Now let's ask ourselves a few questions:

  • What is the relationship between the input age in f and age variable with g?
  • Is f and then g the same as g and then f?
  • Are f and g side effects free?

While the answer is obvious for a human reader it is not for a hypothetical optimizer. Compared to that with Dataframe version:

people.toDF
  .select(col("surname"), col("age"))    // f'
  .where(col("age") > 21)                // g'

the answers are clear for both optimizer and human reader.

This has some further consequences when using statically typed Datasets (Spark 2.0 Dataset vs DataFrame).

Have DataSet got more advanced typization?

  • No - if you care about optimizations. The most advanced optimizations are limited to Dataset[Row] and at this moment it is not possible to encode complex type hierarchy.
  • Maybe - if you accept overhead of the Kryo or Java encoders.

What does they mean by "vectorized operations"?

In context of optimization we usually mean loop vectorization / loop unrolling. Spark SQL uses code generation to create compiler friendly version of the high level transformations which can be further optimized to take advantage of the vectorized instruction sets.

As I understand, DataSet's low memory management = advanced serialization.

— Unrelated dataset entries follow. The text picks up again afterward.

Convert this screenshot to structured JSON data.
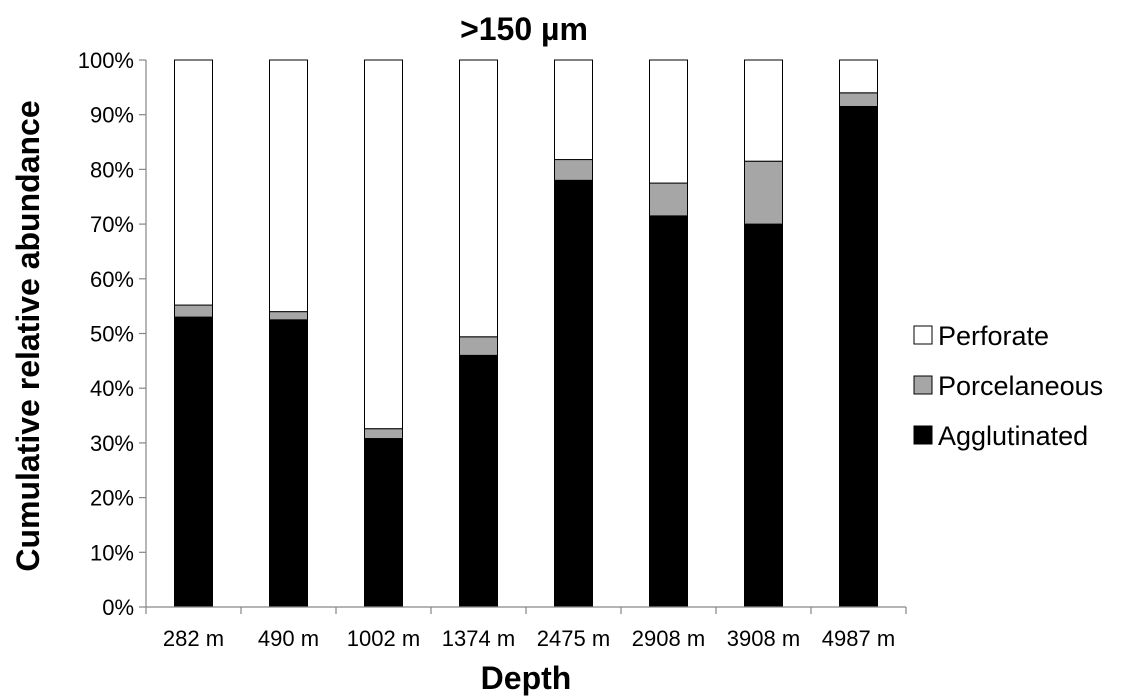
{
  "chart_data": {
    "type": "bar",
    "stacked": true,
    "percent_stacked": true,
    "title": ">150 µm",
    "xlabel": "Depth",
    "ylabel": "Cumulative relative  abundance",
    "categories": [
      "282 m",
      "490 m",
      "1002 m",
      "1374 m",
      "2475 m",
      "2908 m",
      "3908 m",
      "4987 m"
    ],
    "ylim": [
      0,
      100
    ],
    "yticks": [
      "0%",
      "10%",
      "20%",
      "30%",
      "40%",
      "50%",
      "60%",
      "70%",
      "80%",
      "90%",
      "100%"
    ],
    "grid": false,
    "legend_position": "right",
    "series": [
      {
        "name": "Agglutinated",
        "color": "#000000",
        "values": [
          53.0,
          52.5,
          30.8,
          46.0,
          78.0,
          71.5,
          70.0,
          91.5
        ]
      },
      {
        "name": "Porcelaneous",
        "color": "#a6a6a6",
        "values": [
          2.2,
          1.5,
          1.8,
          3.4,
          3.8,
          6.0,
          11.5,
          2.5
        ]
      },
      {
        "name": "Perforate",
        "color": "#ffffff",
        "values": [
          44.8,
          46.0,
          67.4,
          50.6,
          18.2,
          22.5,
          18.5,
          6.0
        ]
      }
    ]
  }
}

Not exactly. The biggest advantage of using native allocation is escaping garbage collector loop. Since garbage collections is quite often a limiting factor in Spark this is a huge improvement, especially in contexts which require large data structures (like preparing shuffles).

Another important aspect is columnar storage which enables effective compression (potentially lower memory footprint) and optimized operations on compressed data.

In general you can apply exactly the same types of optimizations using hand crafted code on plain RDDs. After all Datasets are backed by RDDs. The difference is only how much effort it takes.

  • Hand crafted execution plan optimizations are relatively simple to achieve.
  • Making code compiler friendly requires some deeper knowledge and is error prone and verbose.
  • Using sun.misc.Unsafe with native memory allocation is not for the faint-hearted.

Despite all its merits Dataset API is not universal. While certain types of common tasks can benefit from its optimizations in many contexts you may so no improvement whatsoever or even performance degradation compared to RDD equivalent.